Sometimes, as a small business owner, it can be difficult to see why you need a website. For some people, they see it as just another thing they have to maintain. A lot of small business owners figure that their business lends itself mostly to word of mouth advertising. Or maybe they are a local business and don’t need to advertise nationally. So, they think to themselves, what’s the point of having a website?
I get that the thought of setting up a website from scratch can be a bit overwhelming. But here are 5 reasons that your business really does need a website.
1) It’s important to look professional.
If you want other people to take your business seriously, you have to take yourself seriously. Having a professional looking website will show people you are a real business. They should feel comfortable knowing that you’re doing all you can to do things properly. No one wants to work with a business that looks like it’s flying the seat of it’s pants. A well designed, easy to use, and informative website shows that you’re a professional.
2) Get Found Online
For lots of people, the first thing they do when they have a question is search online for an answer to their problem. This becomes even more true when you’re talking about younger people. And as far as they’re concerned, if you’re not online, you might as well not exist. A website is critical for people to find you, and it’s even more critical if your competitors have a website. You don’t want someone to find your competitor’s website and assume they’re the only game in town.
3) Your website is always open for business
People surf the internet all the time, including in the evening or on weekends: hours you might not feel like working. If you have a website, people can still find you even when you’re “closed”. So why worry about losing customers just because they’re looking for you when you’re not there? Your website will always be available for customers to learn more about you and find out how you can solve their problems.
4) Make basic info and FAQ easy to find
Location, business hours, phone numbers, services provided, maybe prices too. These are all essential pieces of information to have on your website. It allows people to determine for themselves whether they want to reach out to you. It also saves you from answering the same silly questions over and over.

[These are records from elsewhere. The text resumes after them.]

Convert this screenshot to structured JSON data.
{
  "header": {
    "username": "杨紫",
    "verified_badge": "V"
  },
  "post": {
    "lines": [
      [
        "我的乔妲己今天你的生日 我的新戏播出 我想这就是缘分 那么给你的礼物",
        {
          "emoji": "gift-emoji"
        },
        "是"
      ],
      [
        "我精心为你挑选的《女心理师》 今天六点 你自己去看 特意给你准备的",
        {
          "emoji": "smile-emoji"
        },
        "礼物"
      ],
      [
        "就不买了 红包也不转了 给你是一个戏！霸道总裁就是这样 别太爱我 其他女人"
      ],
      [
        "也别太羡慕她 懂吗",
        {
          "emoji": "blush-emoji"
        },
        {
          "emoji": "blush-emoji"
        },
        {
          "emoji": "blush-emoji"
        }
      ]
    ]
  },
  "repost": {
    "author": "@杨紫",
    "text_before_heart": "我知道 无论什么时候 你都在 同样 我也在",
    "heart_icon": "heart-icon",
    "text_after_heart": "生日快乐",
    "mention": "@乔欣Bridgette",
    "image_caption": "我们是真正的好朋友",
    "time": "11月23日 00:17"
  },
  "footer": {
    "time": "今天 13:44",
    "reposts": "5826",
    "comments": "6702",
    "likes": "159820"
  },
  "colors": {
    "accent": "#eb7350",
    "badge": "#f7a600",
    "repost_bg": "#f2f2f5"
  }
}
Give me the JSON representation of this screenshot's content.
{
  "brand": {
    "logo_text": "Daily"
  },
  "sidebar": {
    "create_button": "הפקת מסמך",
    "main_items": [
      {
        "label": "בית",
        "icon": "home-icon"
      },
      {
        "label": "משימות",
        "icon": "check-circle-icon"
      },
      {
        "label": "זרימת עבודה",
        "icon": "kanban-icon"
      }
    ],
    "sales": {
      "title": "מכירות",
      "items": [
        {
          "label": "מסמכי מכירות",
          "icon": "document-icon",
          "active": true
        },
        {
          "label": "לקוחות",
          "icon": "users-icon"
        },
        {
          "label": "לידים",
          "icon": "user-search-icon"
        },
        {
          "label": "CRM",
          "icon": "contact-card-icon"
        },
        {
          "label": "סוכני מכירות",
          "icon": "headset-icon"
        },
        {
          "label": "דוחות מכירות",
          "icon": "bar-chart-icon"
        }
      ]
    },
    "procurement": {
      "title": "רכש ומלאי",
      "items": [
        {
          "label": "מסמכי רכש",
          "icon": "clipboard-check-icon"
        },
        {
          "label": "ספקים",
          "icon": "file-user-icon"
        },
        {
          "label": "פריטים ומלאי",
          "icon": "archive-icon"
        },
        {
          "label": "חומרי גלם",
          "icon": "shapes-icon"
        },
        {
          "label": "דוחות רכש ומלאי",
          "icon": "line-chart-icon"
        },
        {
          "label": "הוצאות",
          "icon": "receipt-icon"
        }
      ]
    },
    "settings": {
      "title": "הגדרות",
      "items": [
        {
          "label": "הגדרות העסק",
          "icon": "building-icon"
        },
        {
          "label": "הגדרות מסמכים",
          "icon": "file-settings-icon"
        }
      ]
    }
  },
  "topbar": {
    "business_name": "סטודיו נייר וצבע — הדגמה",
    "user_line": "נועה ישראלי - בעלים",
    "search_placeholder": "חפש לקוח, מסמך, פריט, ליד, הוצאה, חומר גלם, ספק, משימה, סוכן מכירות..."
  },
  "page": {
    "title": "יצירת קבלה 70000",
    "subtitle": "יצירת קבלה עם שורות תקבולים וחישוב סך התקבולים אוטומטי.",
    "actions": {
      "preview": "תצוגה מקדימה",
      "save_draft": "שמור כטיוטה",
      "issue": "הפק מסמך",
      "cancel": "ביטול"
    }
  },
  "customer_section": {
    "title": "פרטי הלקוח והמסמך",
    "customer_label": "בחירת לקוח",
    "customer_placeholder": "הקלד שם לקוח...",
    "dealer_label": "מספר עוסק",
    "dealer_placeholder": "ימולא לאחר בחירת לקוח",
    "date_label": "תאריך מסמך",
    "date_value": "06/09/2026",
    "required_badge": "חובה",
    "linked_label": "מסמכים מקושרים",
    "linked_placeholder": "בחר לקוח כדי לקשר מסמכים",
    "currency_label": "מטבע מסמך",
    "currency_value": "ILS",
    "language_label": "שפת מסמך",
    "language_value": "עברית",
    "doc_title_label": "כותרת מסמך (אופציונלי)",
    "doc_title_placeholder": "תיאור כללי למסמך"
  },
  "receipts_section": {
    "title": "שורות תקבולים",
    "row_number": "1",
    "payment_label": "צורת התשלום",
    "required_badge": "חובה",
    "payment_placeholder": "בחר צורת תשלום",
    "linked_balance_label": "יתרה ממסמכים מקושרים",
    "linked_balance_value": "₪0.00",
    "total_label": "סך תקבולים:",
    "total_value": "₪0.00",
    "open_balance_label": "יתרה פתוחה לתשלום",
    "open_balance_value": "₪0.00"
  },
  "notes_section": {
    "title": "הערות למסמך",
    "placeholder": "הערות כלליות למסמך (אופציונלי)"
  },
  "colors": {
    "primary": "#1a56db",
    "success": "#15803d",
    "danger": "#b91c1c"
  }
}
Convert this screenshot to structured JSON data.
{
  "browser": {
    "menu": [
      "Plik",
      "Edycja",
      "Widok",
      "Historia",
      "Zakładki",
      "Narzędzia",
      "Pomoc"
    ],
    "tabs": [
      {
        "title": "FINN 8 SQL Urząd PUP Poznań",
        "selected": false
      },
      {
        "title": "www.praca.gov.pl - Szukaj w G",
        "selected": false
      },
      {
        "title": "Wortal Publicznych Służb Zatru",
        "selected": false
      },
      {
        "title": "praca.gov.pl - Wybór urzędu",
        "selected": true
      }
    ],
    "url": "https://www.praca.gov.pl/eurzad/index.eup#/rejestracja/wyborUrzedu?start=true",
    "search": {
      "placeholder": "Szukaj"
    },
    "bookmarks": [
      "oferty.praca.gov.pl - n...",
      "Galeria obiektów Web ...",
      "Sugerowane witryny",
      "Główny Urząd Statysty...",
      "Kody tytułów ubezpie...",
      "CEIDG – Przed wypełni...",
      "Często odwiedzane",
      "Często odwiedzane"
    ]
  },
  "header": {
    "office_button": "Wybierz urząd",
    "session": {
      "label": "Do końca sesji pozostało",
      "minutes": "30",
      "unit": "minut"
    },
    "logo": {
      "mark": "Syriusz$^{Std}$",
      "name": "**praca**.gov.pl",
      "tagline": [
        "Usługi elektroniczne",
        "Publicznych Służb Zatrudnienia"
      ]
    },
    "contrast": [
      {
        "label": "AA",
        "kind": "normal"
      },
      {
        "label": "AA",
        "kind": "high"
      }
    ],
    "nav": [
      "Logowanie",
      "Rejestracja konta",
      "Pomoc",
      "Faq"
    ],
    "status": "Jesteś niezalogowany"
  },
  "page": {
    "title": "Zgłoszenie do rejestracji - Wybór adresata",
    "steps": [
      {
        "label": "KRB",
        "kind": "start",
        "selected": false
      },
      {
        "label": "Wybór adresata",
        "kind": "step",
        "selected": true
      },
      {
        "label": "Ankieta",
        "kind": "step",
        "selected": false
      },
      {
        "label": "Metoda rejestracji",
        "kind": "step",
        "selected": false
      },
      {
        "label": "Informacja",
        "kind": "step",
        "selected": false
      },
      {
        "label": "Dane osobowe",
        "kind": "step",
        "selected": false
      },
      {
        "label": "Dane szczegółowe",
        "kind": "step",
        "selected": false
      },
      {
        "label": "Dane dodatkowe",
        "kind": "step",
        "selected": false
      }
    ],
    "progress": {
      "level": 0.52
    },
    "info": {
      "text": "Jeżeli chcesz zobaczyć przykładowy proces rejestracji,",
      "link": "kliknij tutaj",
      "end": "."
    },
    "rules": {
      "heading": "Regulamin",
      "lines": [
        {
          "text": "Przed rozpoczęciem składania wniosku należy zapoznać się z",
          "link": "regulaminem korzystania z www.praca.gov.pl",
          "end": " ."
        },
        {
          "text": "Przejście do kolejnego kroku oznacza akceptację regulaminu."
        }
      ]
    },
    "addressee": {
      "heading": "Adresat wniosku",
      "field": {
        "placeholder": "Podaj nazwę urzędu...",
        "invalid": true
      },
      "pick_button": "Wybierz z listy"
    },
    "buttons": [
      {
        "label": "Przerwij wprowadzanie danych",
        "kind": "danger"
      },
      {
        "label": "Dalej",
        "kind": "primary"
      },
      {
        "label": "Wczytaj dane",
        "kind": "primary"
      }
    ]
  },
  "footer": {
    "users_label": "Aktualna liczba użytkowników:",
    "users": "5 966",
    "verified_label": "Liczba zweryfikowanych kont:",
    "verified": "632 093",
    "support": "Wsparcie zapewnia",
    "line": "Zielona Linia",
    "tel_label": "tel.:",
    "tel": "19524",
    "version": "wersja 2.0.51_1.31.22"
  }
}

I know some people who say they would rather talk with a potential client than have them glean information from a website. But, if my husband and I are at all representative of people in their 20’s, you’re losing out on business if that’s the model you rely on. We, and most of our friends, would rather learn about the company and get most of our questions answered online first. Then, and only then, if we think that it’s worth our time and the business owner’s time, we’ll reach out to the company to find out more specific information.
5) Showcase your products or services
A website is a fantastic way to showoff what it is that you do. It’s easier and cheaper than sending a catalogue to people. And it’s easier than other methods of advertising for people to share what they’ve found with their friends.
A website also gives people a sense of what they can expect from you. This will help you and your customer be on the same page when you do start talking about doing business together. You can include pictures of your work, testimonials from past clients, or tips and tricks. The more people feel you can deliver a quality product or service, the more likely they are to want to do business with you. So don’t hold back, show off what you can do!
Don’t get overwhelmed!
A lot of people can see the reasons why you need a website, but they’re hesitant to set one up because it seems like an overwhelming process. I totally get that. If setting up websites isn’t your thing, it can easily seem like an insurmountable task. But that’s where your outsourcing skills come in. You should be doing the things that you’re best at, and if that doesn’t include building a website, hire someone else to do it.
You don’t need a giant website right off the bat, either. Start with something small that looks good and has all of the essential information your customers might need. If your site is built properly, you can easily add to it as your business and needs grow.
So what about you? Have you had a website built for your small business? How did it go?